Empathy: The key to making a group smart
GROUP INTELLIGENCE: Being the smartest guy in the room doesn't necessarily mean your team is going to be the strongest.
In a recent study, researchers found that having super-smart group members did not have a significant effect on how well the group did on brainstorming ideas, solving word games and math problems or completing small projects.
Instead, groups did better when they had members with higher levels of "social sensitivity" — empathy, or "how well group members perceive each other's emotions", said study author Christopher Chabris, a psychology professor at New York's Union College.
And the people likeliest to display such a trait were women. A group's "collective intelligence", or its ability to do well on a broad range of tasks, often lined up with how many women were in the group.
The best-performing groups also had members who co-operated well. Members of such groups let each other talk more often — individuals didn't try to hog the conversation.

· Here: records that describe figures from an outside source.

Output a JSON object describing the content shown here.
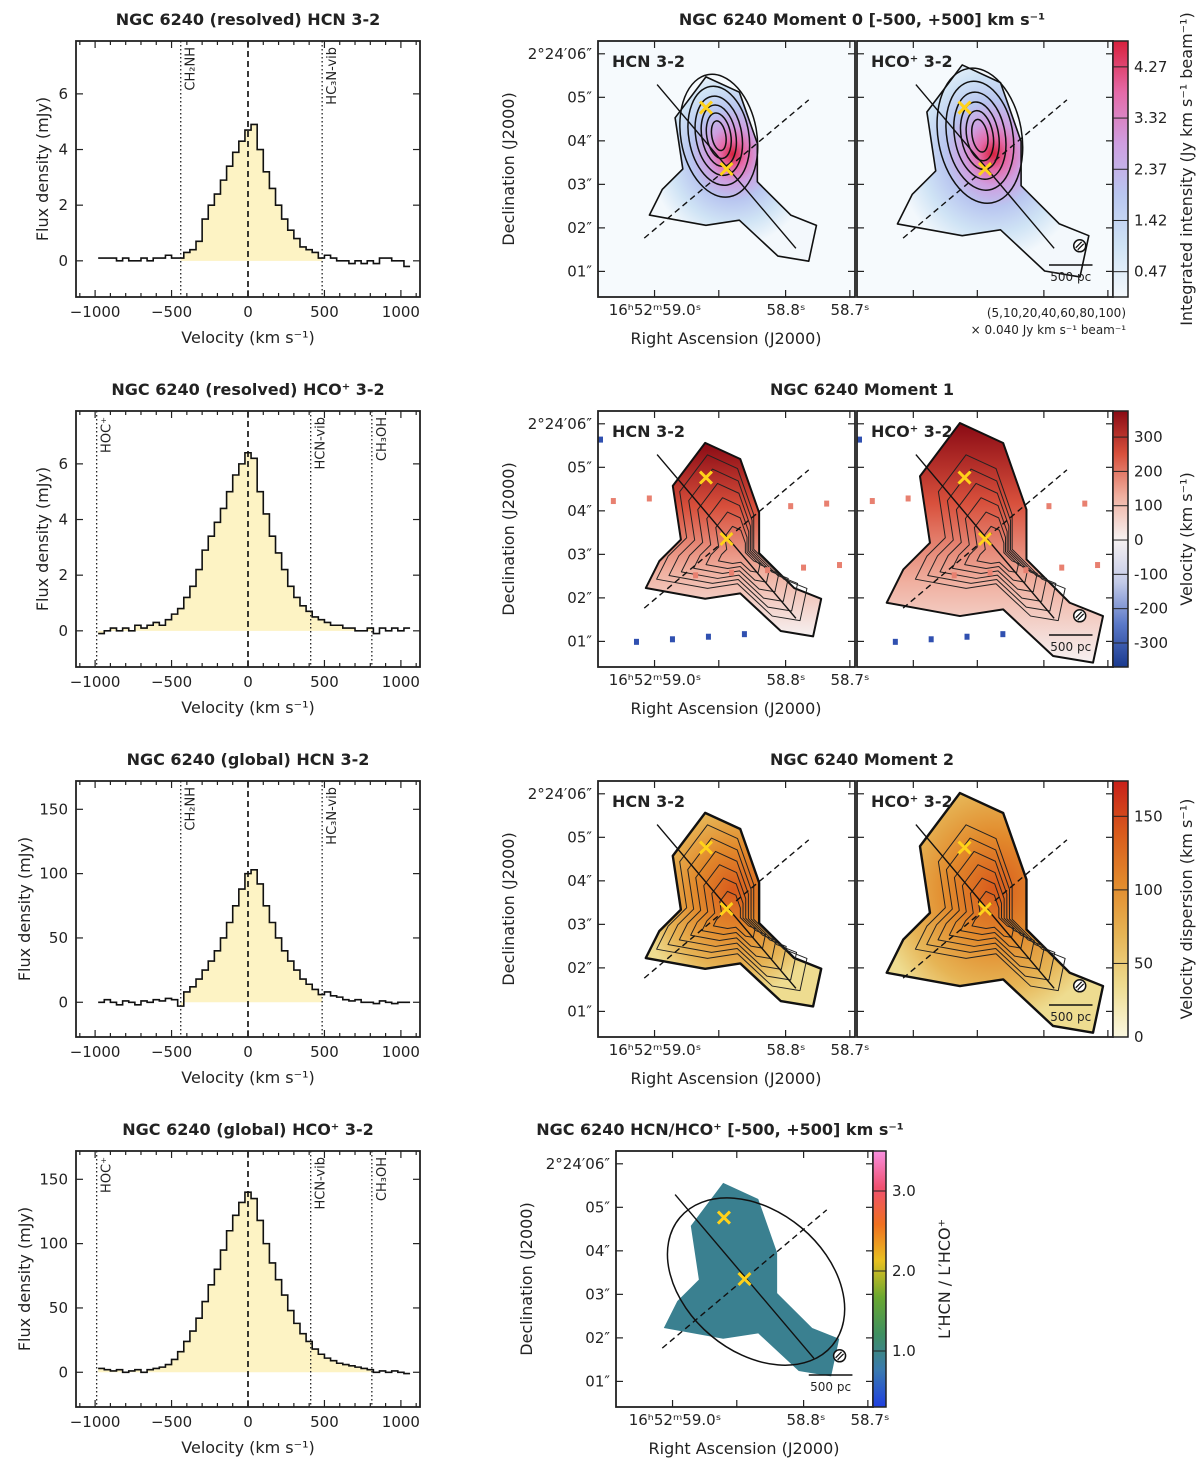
{
  "chart_data": [
    {
      "type": "line",
      "title": "NGC 6240  (resolved)  HCN 3-2",
      "xlabel": "Velocity (km s⁻¹)",
      "ylabel": "Flux density (mJy)",
      "xlim": [
        -1125,
        1125
      ],
      "ylim": [
        -1.3,
        7.9
      ],
      "xticks": [
        -1000,
        -500,
        0,
        500,
        1000
      ],
      "yticks": [
        0,
        2,
        4,
        6
      ],
      "vlines": [
        {
          "label": "CH₂NH",
          "v": -440,
          "style": "dotted"
        },
        {
          "label": "",
          "v": 0,
          "style": "dashed"
        },
        {
          "label": "HC₃N-vib",
          "v": 485,
          "style": "dotted"
        }
      ],
      "fill_range": [
        -440,
        485
      ],
      "x": [
        -960,
        -920,
        -880,
        -840,
        -800,
        -760,
        -720,
        -680,
        -640,
        -600,
        -560,
        -520,
        -480,
        -440,
        -400,
        -360,
        -320,
        -280,
        -240,
        -200,
        -160,
        -120,
        -80,
        -40,
        0,
        40,
        80,
        120,
        160,
        200,
        240,
        280,
        320,
        360,
        400,
        440,
        480,
        520,
        560,
        600,
        640,
        680,
        720,
        760,
        800,
        840,
        880,
        920,
        960,
        1000,
        1040
      ],
      "y": [
        0.1,
        0.1,
        0.1,
        0.0,
        0.1,
        0.0,
        0.0,
        0.1,
        0.0,
        0.1,
        0.1,
        0.2,
        0.1,
        0.1,
        0.3,
        0.4,
        0.7,
        1.5,
        2.0,
        2.4,
        2.9,
        3.4,
        3.9,
        4.3,
        4.7,
        4.9,
        4.0,
        3.2,
        2.6,
        2.0,
        1.5,
        1.1,
        0.8,
        0.5,
        0.4,
        0.3,
        0.1,
        0.2,
        0.1,
        0.0,
        0.0,
        -0.1,
        0.0,
        -0.1,
        0.0,
        -0.1,
        0.1,
        0.1,
        0.0,
        0.0,
        -0.2
      ]
    },
    {
      "type": "line",
      "title": "NGC 6240  (resolved)  HCO⁺ 3-2",
      "xlabel": "Velocity (km s⁻¹)",
      "ylabel": "Flux density (mJy)",
      "xlim": [
        -1125,
        1125
      ],
      "ylim": [
        -1.3,
        7.9
      ],
      "xticks": [
        -1000,
        -500,
        0,
        500,
        1000
      ],
      "yticks": [
        0,
        2,
        4,
        6
      ],
      "vlines": [
        {
          "label": "HOC⁺",
          "v": -990,
          "style": "dotted"
        },
        {
          "label": "",
          "v": 0,
          "style": "dashed"
        },
        {
          "label": "HCN-vib",
          "v": 410,
          "style": "dotted"
        },
        {
          "label": "CH₃OH",
          "v": 810,
          "style": "dotted"
        }
      ],
      "fill_range": [
        -990,
        810
      ],
      "x": [
        -960,
        -920,
        -880,
        -840,
        -800,
        -760,
        -720,
        -680,
        -640,
        -600,
        -560,
        -520,
        -480,
        -440,
        -400,
        -360,
        -320,
        -280,
        -240,
        -200,
        -160,
        -120,
        -80,
        -40,
        0,
        40,
        80,
        120,
        160,
        200,
        240,
        280,
        320,
        360,
        400,
        440,
        480,
        520,
        560,
        600,
        640,
        680,
        720,
        760,
        800,
        840,
        880,
        920,
        960,
        1000,
        1040
      ],
      "y": [
        -0.1,
        0.0,
        0.1,
        0.0,
        0.1,
        0.0,
        0.2,
        0.1,
        0.2,
        0.3,
        0.2,
        0.4,
        0.6,
        0.8,
        1.2,
        1.6,
        2.2,
        2.9,
        3.4,
        3.9,
        4.4,
        5.0,
        5.6,
        6.0,
        6.4,
        6.2,
        5.0,
        4.2,
        3.4,
        2.8,
        2.2,
        1.6,
        1.2,
        0.9,
        0.7,
        0.5,
        0.4,
        0.3,
        0.2,
        0.2,
        0.1,
        0.1,
        0.0,
        0.0,
        0.1,
        -0.1,
        0.1,
        0.0,
        0.1,
        0.0,
        0.1
      ]
    },
    {
      "type": "line",
      "title": "NGC 6240  (global)  HCN 3-2",
      "xlabel": "Velocity (km s⁻¹)",
      "ylabel": "Flux density (mJy)",
      "xlim": [
        -1125,
        1125
      ],
      "ylim": [
        -27,
        172
      ],
      "xticks": [
        -1000,
        -500,
        0,
        500,
        1000
      ],
      "yticks": [
        0,
        50,
        100,
        150
      ],
      "vlines": [
        {
          "label": "CH₂NH",
          "v": -440,
          "style": "dotted"
        },
        {
          "label": "",
          "v": 0,
          "style": "dashed"
        },
        {
          "label": "HC₃N-vib",
          "v": 485,
          "style": "dotted"
        }
      ],
      "fill_range": [
        -440,
        485
      ],
      "x": [
        -960,
        -920,
        -880,
        -840,
        -800,
        -760,
        -720,
        -680,
        -640,
        -600,
        -560,
        -520,
        -480,
        -440,
        -400,
        -360,
        -320,
        -280,
        -240,
        -200,
        -160,
        -120,
        -80,
        -40,
        0,
        40,
        80,
        120,
        160,
        200,
        240,
        280,
        320,
        360,
        400,
        440,
        480,
        520,
        560,
        600,
        640,
        680,
        720,
        760,
        800,
        840,
        880,
        920,
        960,
        1000,
        1040
      ],
      "y": [
        0,
        2,
        0,
        -2,
        1,
        0,
        -2,
        1,
        0,
        2,
        1,
        3,
        2,
        -3,
        8,
        12,
        18,
        25,
        32,
        40,
        50,
        62,
        75,
        88,
        100,
        103,
        92,
        75,
        62,
        50,
        40,
        32,
        25,
        18,
        14,
        10,
        6,
        8,
        5,
        4,
        2,
        1,
        2,
        0,
        0,
        -1,
        1,
        0,
        -1,
        0,
        0
      ]
    },
    {
      "type": "line",
      "title": "NGC 6240  (global)  HCO⁺ 3-2",
      "xlabel": "Velocity (km s⁻¹)",
      "ylabel": "Flux density (mJy)",
      "xlim": [
        -1125,
        1125
      ],
      "ylim": [
        -27,
        172
      ],
      "xticks": [
        -1000,
        -500,
        0,
        500,
        1000
      ],
      "yticks": [
        0,
        50,
        100,
        150
      ],
      "vlines": [
        {
          "label": "HOC⁺",
          "v": -990,
          "style": "dotted"
        },
        {
          "label": "",
          "v": 0,
          "style": "dashed"
        },
        {
          "label": "HCN-vib",
          "v": 410,
          "style": "dotted"
        },
        {
          "label": "CH₃OH",
          "v": 810,
          "style": "dotted"
        }
      ],
      "fill_range": [
        -990,
        810
      ],
      "x": [
        -960,
        -920,
        -880,
        -840,
        -800,
        -760,
        -720,
        -680,
        -640,
        -600,
        -560,
        -520,
        -480,
        -440,
        -400,
        -360,
        -320,
        -280,
        -240,
        -200,
        -160,
        -120,
        -80,
        -40,
        0,
        40,
        80,
        120,
        160,
        200,
        240,
        280,
        320,
        360,
        400,
        440,
        480,
        520,
        560,
        600,
        640,
        680,
        720,
        760,
        800,
        840,
        880,
        920,
        960,
        1000,
        1040
      ],
      "y": [
        3,
        2,
        1,
        2,
        0,
        1,
        2,
        0,
        2,
        3,
        4,
        6,
        10,
        16,
        24,
        32,
        42,
        55,
        68,
        80,
        95,
        110,
        122,
        132,
        140,
        135,
        118,
        100,
        85,
        72,
        60,
        48,
        38,
        30,
        24,
        18,
        14,
        11,
        9,
        7,
        6,
        5,
        4,
        3,
        2,
        0,
        1,
        0,
        1,
        0,
        -1
      ]
    }
  ],
  "maps": [
    {
      "kind": "mom0",
      "title": "NGC 6240  Moment 0  [-500, +500] km s⁻¹",
      "panels": [
        "HCN 3-2",
        "HCO⁺ 3-2"
      ],
      "ylabel": "Declination (J2000)",
      "xlabel": "Right Ascension (J2000)",
      "yticklabels": [
        "2°24′06″",
        "05″",
        "04″",
        "03″",
        "02″",
        "01″"
      ],
      "xticklabels": [
        "16ʰ52ᵐ59.0ˢ",
        "58.8ˢ",
        "58.7ˢ"
      ],
      "scalebar": "500 pc",
      "contour_levels": "(5,10,20,40,60,80,100)",
      "contour_unit": "× 0.040 Jy km s⁻¹ beam⁻¹",
      "colorbar": {
        "label": "Integrated intensity (Jy km s⁻¹ beam⁻¹)",
        "range": [
          0,
          4.75
        ],
        "ticks": [
          0.47,
          1.42,
          2.37,
          3.32,
          4.27
        ],
        "tick_labels": [
          "0.47",
          "1.42",
          "2.37",
          "3.32",
          "4.27"
        ],
        "colors": [
          "#f3f8fc",
          "#cfe3f5",
          "#b9c6f0",
          "#cf9ee0",
          "#e56aa8",
          "#d8203c"
        ]
      }
    },
    {
      "kind": "mom1",
      "title": "NGC 6240  Moment 1",
      "panels": [
        "HCN 3-2",
        "HCO⁺ 3-2"
      ],
      "ylabel": "Declination (J2000)",
      "xlabel": "Right Ascension (J2000)",
      "yticklabels": [
        "2°24′06″",
        "05″",
        "04″",
        "03″",
        "02″",
        "01″"
      ],
      "xticklabels": [
        "16ʰ52ᵐ59.0ˢ",
        "58.8ˢ",
        "58.7ˢ"
      ],
      "scalebar": "500 pc",
      "colorbar": {
        "label": "Velocity (km s⁻¹)",
        "range": [
          -370,
          376
        ],
        "ticks": [
          300,
          200,
          100,
          0,
          -100,
          -200,
          -300
        ],
        "tick_labels": [
          "300",
          "200",
          "100",
          "0",
          "-100",
          "-200",
          "-300"
        ],
        "colors": [
          "#1a3a8f",
          "#5a78c8",
          "#c4cbe8",
          "#f6f1f1",
          "#f0b0a0",
          "#d8503c",
          "#8a0a14"
        ]
      }
    },
    {
      "kind": "mom2",
      "title": "NGC 6240  Moment 2",
      "panels": [
        "HCN 3-2",
        "HCO⁺ 3-2"
      ],
      "ylabel": "Declination (J2000)",
      "xlabel": "Right Ascension (J2000)",
      "yticklabels": [
        "2°24′06″",
        "05″",
        "04″",
        "03″",
        "02″",
        "01″"
      ],
      "xticklabels": [
        "16ʰ52ᵐ59.0ˢ",
        "58.8ˢ",
        "58.7ˢ"
      ],
      "scalebar": "500 pc",
      "colorbar": {
        "label": "Velocity dispersion (km s⁻¹)",
        "range": [
          0,
          174
        ],
        "ticks": [
          0,
          50,
          100,
          150
        ],
        "tick_labels": [
          "0",
          "50",
          "100",
          "150"
        ],
        "colors": [
          "#fbf8e0",
          "#eedc90",
          "#e6b455",
          "#e28a2c",
          "#d85a1c",
          "#c8201a"
        ]
      }
    },
    {
      "kind": "ratio",
      "title": "NGC 6240  HCN/HCO⁺  [-500, +500] km s⁻¹",
      "panels": [
        ""
      ],
      "ylabel": "Declination (J2000)",
      "xlabel": "Right Ascension (J2000)",
      "yticklabels": [
        "2°24′06″",
        "05″",
        "04″",
        "03″",
        "02″",
        "01″"
      ],
      "xticklabels": [
        "16ʰ52ᵐ59.0ˢ",
        "58.8ˢ",
        "58.7ˢ"
      ],
      "scalebar": "500 pc",
      "colorbar": {
        "label": "L′HCN / L′HCO⁺",
        "range": [
          0.3,
          3.5
        ],
        "ticks": [
          1.0,
          2.0,
          3.0
        ],
        "tick_labels": [
          "1.0",
          "2.0",
          "3.0"
        ],
        "colors": [
          "#1f3fe0",
          "#3a7ab0",
          "#3f9060",
          "#6aa830",
          "#e8c020",
          "#f07020",
          "#f05070",
          "#f890e0"
        ]
      }
    }
  ],
  "colors": {
    "fill": "#fdf3c4",
    "marker": "#ffd21a",
    "axis": "#222222"
  }
}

The researchers tested 669 people, recruited in Boston and Pittsburgh. The study split participants into groups of two to five people. Results were published September 30 in an online issue of Science.
* * *
WOMEN EXECS LEAVING: Women executives, who were vastly outnumbered by their male counterparts over a nine-year period, were also more likely to lose or leave their jobs, according to a recent study.
In the study, 5.5 percent of the executives of Standard & Poor's 1,500 companies were women during a nine-year period. Of those, 7.2 percent left their jobs, whether for personal reasons or because they were fired. Only 3.8 percent of the male executives left their positions during the same period.
Women were more likely than men to leave their jobs voluntarily and involuntarily. Women may choose to leave more frequently because of other responsibilities, such as a family, said Oregon State professor John Becker-Blease.